Anyone can Help me?My problem is I can't connect my laptop (VGA) to LG Smart Tv (HDMI) as my extended monitor.
here's my cable..
1. vga cable
2.video converter with charger and audio cable
3. hdmi cable

thanks..


----------



## oscer1 (Jan 27, 2010)

*Re: how to connect VGA to HDMI?*

Hi, it might help if you could give make and model of the laptop, lg smart tv and video converter.


----------



## sobeit (Nov 11, 2007)

*Re: how to connect VGA to HDMI?*

you are going to need a vga to hdmi cable. or get an adapter for the cable you have.


----------



## shiela_1974 (Aug 16, 2013)

*Re: how to connect VGA to HDMI?*

@oscer1

Laptop - Packard Bell- HERA G
TV - 42LA6210-LG 42" Class Cinema 3D Smart LED TV,
MCI 200hz,FULL
Converter - HDMI/VGA 1080 ultimate
* DC5v
* HDMI-INPUT
* VGA OUTPUT
* AUDIO OUT
Thanks


----------



## Tyree (May 10, 2009)

*Re: how to connect VGA to HDMI?*

Your converter description says HDMI in and VGA out. If you laptop only has VGA out, you need VGA in and HDMI out on the converter.

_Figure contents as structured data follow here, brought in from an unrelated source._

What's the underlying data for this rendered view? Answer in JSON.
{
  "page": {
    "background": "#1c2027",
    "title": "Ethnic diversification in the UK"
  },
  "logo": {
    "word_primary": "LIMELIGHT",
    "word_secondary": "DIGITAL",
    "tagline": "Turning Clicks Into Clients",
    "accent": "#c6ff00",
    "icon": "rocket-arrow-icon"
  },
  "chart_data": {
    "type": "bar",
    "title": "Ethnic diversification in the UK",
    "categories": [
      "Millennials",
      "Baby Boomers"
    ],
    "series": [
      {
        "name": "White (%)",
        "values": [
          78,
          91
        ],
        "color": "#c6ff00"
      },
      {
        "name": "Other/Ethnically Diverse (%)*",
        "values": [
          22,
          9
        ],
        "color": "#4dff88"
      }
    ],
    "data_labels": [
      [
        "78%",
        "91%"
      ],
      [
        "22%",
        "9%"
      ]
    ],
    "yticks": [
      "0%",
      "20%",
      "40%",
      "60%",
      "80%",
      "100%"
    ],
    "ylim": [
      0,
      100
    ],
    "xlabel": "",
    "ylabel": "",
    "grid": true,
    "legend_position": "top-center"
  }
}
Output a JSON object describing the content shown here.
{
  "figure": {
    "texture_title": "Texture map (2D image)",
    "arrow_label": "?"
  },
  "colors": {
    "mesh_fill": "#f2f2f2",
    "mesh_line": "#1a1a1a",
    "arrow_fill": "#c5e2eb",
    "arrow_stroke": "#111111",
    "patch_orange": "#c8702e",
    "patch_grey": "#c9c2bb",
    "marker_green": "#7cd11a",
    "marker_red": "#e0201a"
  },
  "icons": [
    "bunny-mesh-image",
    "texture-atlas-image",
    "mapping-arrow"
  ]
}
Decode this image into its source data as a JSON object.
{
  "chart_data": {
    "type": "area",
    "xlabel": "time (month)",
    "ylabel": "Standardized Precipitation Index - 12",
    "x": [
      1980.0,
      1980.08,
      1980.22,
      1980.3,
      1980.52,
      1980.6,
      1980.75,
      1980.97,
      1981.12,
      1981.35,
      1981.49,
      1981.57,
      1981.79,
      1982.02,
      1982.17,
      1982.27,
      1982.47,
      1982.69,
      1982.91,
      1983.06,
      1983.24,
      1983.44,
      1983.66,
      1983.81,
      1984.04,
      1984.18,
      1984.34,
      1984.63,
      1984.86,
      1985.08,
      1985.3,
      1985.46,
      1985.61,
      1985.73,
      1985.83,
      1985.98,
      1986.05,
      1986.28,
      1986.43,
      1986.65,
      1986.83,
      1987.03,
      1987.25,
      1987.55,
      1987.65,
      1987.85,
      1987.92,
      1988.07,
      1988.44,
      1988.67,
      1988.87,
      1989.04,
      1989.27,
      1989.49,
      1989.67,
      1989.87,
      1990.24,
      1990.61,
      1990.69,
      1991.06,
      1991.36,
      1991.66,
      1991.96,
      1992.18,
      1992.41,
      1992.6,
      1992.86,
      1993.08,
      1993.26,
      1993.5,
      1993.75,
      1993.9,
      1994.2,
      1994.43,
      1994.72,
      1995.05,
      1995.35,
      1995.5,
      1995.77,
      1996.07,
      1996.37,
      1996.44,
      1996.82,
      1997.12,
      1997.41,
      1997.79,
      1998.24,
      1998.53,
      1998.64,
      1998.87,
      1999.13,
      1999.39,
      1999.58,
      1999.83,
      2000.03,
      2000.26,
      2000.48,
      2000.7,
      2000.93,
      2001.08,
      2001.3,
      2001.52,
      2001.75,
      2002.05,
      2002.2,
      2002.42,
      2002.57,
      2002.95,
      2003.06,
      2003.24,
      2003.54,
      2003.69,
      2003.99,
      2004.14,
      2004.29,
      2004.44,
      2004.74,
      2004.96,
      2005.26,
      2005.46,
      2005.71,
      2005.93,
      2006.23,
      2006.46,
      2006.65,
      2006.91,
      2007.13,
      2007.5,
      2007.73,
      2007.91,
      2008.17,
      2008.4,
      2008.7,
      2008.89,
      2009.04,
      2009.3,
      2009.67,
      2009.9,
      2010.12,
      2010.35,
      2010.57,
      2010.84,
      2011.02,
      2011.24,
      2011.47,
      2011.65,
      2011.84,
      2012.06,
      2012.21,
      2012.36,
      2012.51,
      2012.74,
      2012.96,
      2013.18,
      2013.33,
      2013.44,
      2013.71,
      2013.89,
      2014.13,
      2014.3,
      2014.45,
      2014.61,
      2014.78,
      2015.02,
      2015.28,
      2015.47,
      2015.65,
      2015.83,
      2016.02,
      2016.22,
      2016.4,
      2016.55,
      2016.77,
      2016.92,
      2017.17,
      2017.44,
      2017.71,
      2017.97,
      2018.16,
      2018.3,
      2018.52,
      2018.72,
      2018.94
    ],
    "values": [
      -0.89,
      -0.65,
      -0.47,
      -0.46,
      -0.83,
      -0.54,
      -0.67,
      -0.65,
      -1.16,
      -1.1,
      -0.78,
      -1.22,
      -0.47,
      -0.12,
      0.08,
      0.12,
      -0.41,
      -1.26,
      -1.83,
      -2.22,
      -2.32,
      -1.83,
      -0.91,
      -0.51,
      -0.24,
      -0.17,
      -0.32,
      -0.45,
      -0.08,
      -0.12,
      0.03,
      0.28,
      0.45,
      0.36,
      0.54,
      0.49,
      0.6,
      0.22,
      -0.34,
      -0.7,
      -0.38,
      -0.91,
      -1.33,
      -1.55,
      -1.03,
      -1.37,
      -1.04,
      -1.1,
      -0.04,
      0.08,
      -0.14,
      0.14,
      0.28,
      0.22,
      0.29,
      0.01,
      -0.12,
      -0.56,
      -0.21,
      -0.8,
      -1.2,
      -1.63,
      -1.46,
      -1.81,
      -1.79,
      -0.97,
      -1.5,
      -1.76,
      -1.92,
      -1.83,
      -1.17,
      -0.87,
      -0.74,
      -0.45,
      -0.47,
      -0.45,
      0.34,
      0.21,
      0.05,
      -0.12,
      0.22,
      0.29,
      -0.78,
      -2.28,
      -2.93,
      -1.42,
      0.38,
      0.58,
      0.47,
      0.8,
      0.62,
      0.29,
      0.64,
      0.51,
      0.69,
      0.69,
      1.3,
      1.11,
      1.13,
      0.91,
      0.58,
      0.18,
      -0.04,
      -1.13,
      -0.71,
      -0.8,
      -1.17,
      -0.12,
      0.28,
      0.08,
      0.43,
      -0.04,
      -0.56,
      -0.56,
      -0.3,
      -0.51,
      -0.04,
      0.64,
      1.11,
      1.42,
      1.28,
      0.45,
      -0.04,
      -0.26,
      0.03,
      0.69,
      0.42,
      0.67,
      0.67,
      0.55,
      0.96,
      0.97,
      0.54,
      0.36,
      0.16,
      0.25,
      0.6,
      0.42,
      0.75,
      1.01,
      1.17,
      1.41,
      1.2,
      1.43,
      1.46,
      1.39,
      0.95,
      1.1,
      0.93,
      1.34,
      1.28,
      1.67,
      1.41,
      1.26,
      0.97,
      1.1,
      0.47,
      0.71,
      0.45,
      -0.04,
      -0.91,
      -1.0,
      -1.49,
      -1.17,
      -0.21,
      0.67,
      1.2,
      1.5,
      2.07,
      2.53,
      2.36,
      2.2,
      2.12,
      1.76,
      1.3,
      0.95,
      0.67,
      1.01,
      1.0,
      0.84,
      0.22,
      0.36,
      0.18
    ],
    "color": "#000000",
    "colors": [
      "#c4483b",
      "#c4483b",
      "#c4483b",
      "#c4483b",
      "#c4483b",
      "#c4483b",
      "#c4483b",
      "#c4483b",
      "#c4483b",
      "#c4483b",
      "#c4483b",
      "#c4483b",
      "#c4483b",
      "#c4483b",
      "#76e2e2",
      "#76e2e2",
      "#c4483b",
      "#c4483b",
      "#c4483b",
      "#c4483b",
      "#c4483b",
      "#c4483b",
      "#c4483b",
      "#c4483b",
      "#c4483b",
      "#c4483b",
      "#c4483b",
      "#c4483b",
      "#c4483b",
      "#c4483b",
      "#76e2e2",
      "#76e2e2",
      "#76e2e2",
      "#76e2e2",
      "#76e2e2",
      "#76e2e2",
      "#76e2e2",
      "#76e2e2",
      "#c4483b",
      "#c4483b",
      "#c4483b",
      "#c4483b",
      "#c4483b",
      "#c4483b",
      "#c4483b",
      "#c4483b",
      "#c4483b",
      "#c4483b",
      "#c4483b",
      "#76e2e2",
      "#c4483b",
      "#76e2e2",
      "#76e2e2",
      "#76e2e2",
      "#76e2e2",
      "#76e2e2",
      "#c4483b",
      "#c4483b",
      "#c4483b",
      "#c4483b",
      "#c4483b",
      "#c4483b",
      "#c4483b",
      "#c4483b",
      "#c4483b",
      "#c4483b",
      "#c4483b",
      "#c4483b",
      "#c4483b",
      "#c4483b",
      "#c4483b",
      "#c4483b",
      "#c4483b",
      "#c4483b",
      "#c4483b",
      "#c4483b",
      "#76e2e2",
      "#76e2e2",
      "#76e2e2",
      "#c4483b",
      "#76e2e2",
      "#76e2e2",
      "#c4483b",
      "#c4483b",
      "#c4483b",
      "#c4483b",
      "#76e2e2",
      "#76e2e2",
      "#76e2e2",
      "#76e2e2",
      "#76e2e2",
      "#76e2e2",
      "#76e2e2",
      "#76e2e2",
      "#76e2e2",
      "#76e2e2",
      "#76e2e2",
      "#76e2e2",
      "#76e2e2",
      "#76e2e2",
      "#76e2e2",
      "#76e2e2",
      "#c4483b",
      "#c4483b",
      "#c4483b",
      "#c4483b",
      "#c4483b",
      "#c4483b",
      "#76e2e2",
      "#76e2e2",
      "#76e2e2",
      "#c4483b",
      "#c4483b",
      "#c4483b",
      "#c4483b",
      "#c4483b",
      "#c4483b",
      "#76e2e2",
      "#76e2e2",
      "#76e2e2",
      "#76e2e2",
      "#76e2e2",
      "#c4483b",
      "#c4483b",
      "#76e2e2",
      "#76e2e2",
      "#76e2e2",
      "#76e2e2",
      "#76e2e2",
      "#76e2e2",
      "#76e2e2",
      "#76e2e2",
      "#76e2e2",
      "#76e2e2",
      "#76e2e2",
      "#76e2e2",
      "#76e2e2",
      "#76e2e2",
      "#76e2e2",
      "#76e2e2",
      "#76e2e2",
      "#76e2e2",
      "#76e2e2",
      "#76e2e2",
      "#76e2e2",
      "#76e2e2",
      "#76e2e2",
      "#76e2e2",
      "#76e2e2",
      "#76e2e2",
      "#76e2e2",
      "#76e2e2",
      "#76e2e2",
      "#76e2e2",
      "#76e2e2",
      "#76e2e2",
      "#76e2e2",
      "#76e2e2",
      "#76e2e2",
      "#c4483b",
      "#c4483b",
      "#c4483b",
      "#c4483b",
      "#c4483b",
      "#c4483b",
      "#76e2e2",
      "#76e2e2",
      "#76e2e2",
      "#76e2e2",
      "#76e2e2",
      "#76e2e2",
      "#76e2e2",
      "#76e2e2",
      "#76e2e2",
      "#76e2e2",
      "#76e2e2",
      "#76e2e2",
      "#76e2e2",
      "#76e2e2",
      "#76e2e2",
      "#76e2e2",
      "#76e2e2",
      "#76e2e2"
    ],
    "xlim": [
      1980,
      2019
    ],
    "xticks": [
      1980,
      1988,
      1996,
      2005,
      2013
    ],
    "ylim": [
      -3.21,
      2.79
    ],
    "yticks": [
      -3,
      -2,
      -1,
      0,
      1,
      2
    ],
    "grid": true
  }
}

A simple VGA to HDMI cable should work but the signal received by the TV will be VGA.: Amazon.com: VGA to HDMI Video Only Cable M/M, Black (Video Card Support Necessary) (6 feet): Electronics


----------



## sobeit (Nov 11, 2007)

*Re: how to connect VGA to HDMI?*

also if you want the sound to go thru the tv speakers you will need an audio cable.


----------



## shiela_1974 (Aug 16, 2013)

*Re: how to connect VGA to HDMI?*

Thanks for all your support.Now I know my problem.
I need Video converter which is VGA INPUT and HDMI OUTPUT.

Thanks a Lot..


----------



## Tyree (May 10, 2009)

You're welcome and good luck.


----------